U.S. Supreme Court Riddle v. Moss, 11 U.S. 206 (1812)
Riddle v. Moss
11 U.S. 206
ERROR TO THE CIRCUIT COURT
FOR THE DISTRICT OF COLUMBIA
Decided: that the principal obligor in a bond is not a competent witness for the surety; in an action upon the bond; the principal being liable to the surety for costs in case the judgment should be against him.
This was an action of debt on a joint bond given by John Welch as principal obligor and the defendant Moss as his surety. The suit abated as to Welch by the return of the marshal that he was no inhabitant of the district.
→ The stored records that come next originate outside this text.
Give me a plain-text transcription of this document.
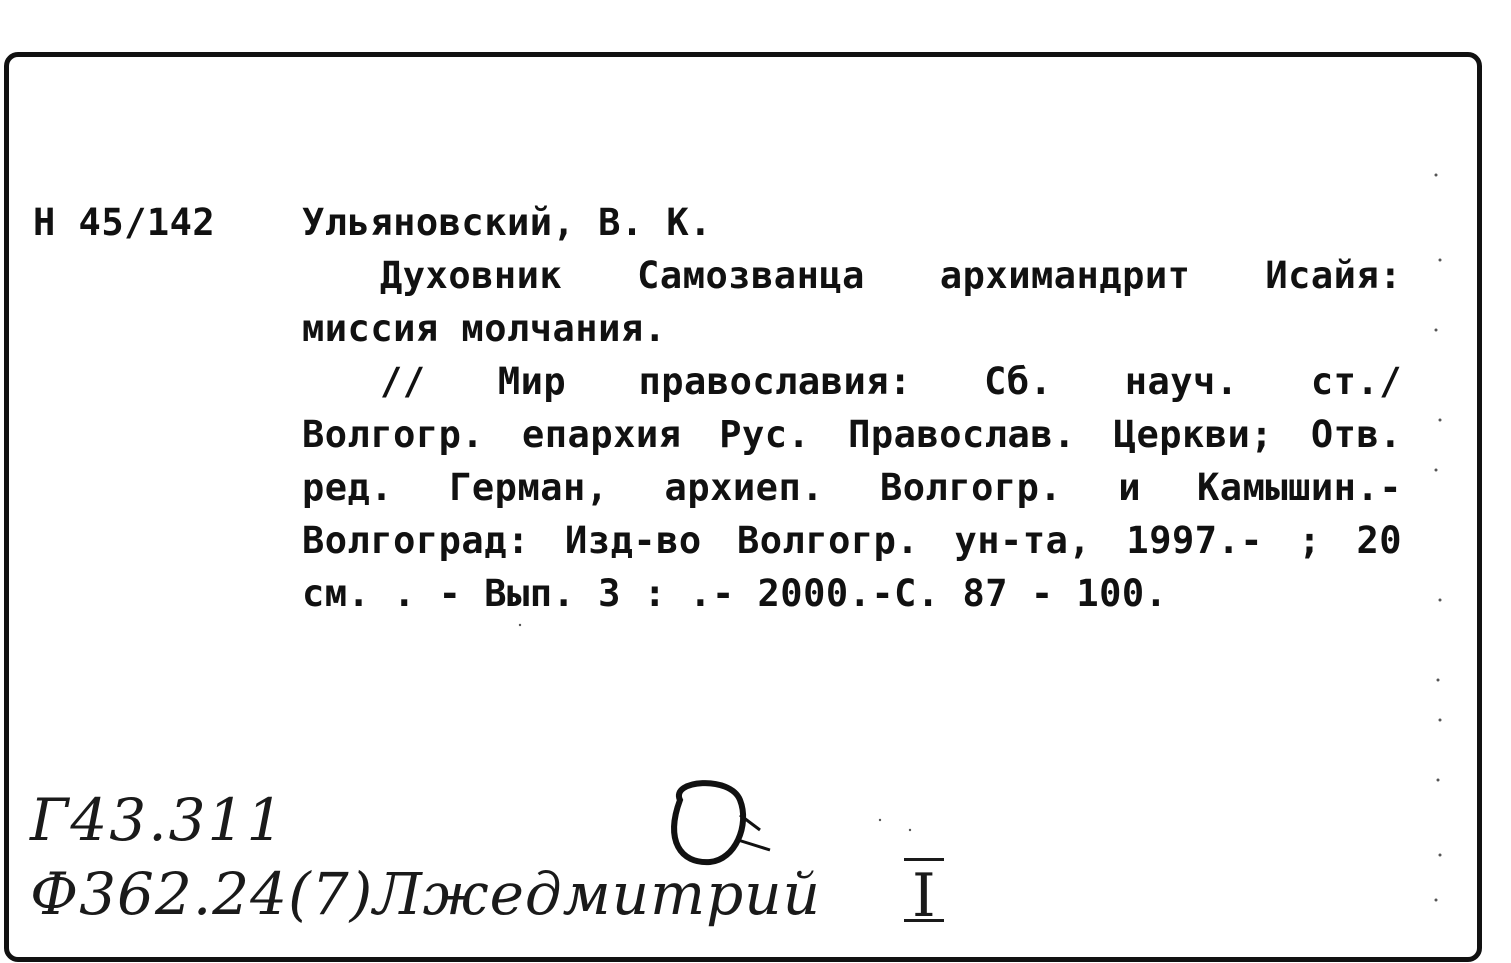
Н 45/142 Ульяновский, В. К.
Духовник Самозванца архимандрит Исайя:
миссия молчания.
// Мир православия: Сб. науч. ст./
Волгогр. епархия Рус. Православ. Церкви; Отв.
ред. Герман, архиеп. Волгогр. и Камышин.-
Волгоград: Изд-во Волгогр. ун-та, 1997.- ; 20
см. . - Вып. 3 : .- 2000.-С. 87 - 100.
Г43.311
Ф362.24(7)Лжедмитрий I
The defendant, Moss, pleaded specially certain facts in avoidance of the bond as to him alone, upon which issue was joined, and upon the trial the defendant, Moss, offered as a witness the said John Welch, the principal obligor, who was permitted by the court below to testify for the defendant, and upon his cross-examination confessed that he had made over to Moss all his property as security to indemnify him against the event of this suit.
The plaintiff took a bill of exceptions, and the verdict and judgment being against him, brought his writ of error to this Court.
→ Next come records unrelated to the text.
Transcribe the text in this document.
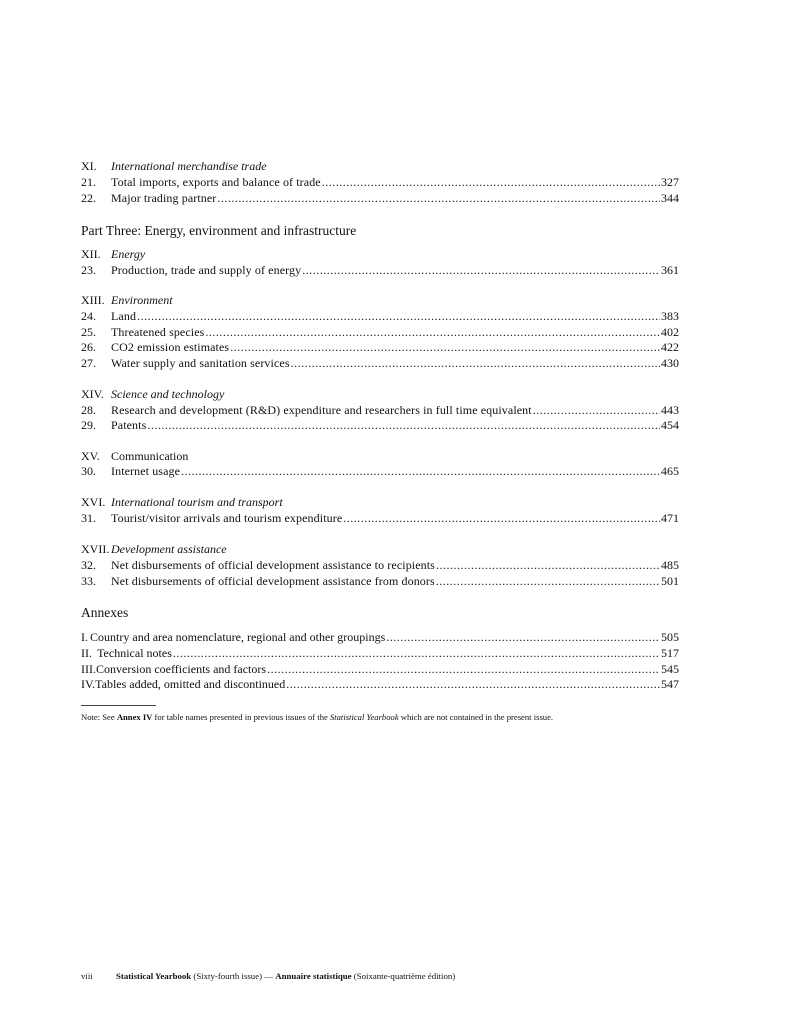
XI.	International merchandise trade
21. Total imports, exports and balance of trade .....	327
22. Major trading partner .....	344
XII. Energy
23. Production, trade and supply of energy .....	361
XIII. Environment
24. Land .....	383
25. Threatened species .....	402
26. CO2 emission estimates .....	422
27. Water supply and sanitation services .....	430
XIV. Science and technology
28. Research and development (R&D) expenditure and researchers in full time equivalent .....	443
29. Patents .....	454
XV. Communication
30. Internet usage .....	465
XVI. International tourism and transport
31. Tourist/visitor arrivals and tourism expenditure .....	471
XVII. Development assistance
32. Net disbursements of official development assistance to recipients .....	485
33. Net disbursements of official development assistance from donors .....	501
I. Country and area nomenclature, regional and other groupings .....	505
II. Technical notes .....	517
III. Conversion coefficients and factors .....	545
IV. Tables added, omitted and discontinued .....	547
Part Three: Energy, environment and infrastructure
Annexes
Note: See Annex IV for table names presented in previous issues of the Statistical Yearbook which are not contained in the present issue.
viii	Statistical Yearbook (Sixty-fourth issue) — Annuaire statistique (Soixante-quatrième édition)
MR. CHIEF JUSTICE MARSHALL delivered the opinion of the Court to the following effect.
The Court is of opinion that Welch, the co-obligor, was interested, and was therefore an incompetent witness.
It was a consideration of some importance that he had given Moss a deed of trust of his effects to indemnify him against this suit, but the principal circumstance was that Welch's liability would be increased to the extent of the costs of this suit if the judgment should be against Moss.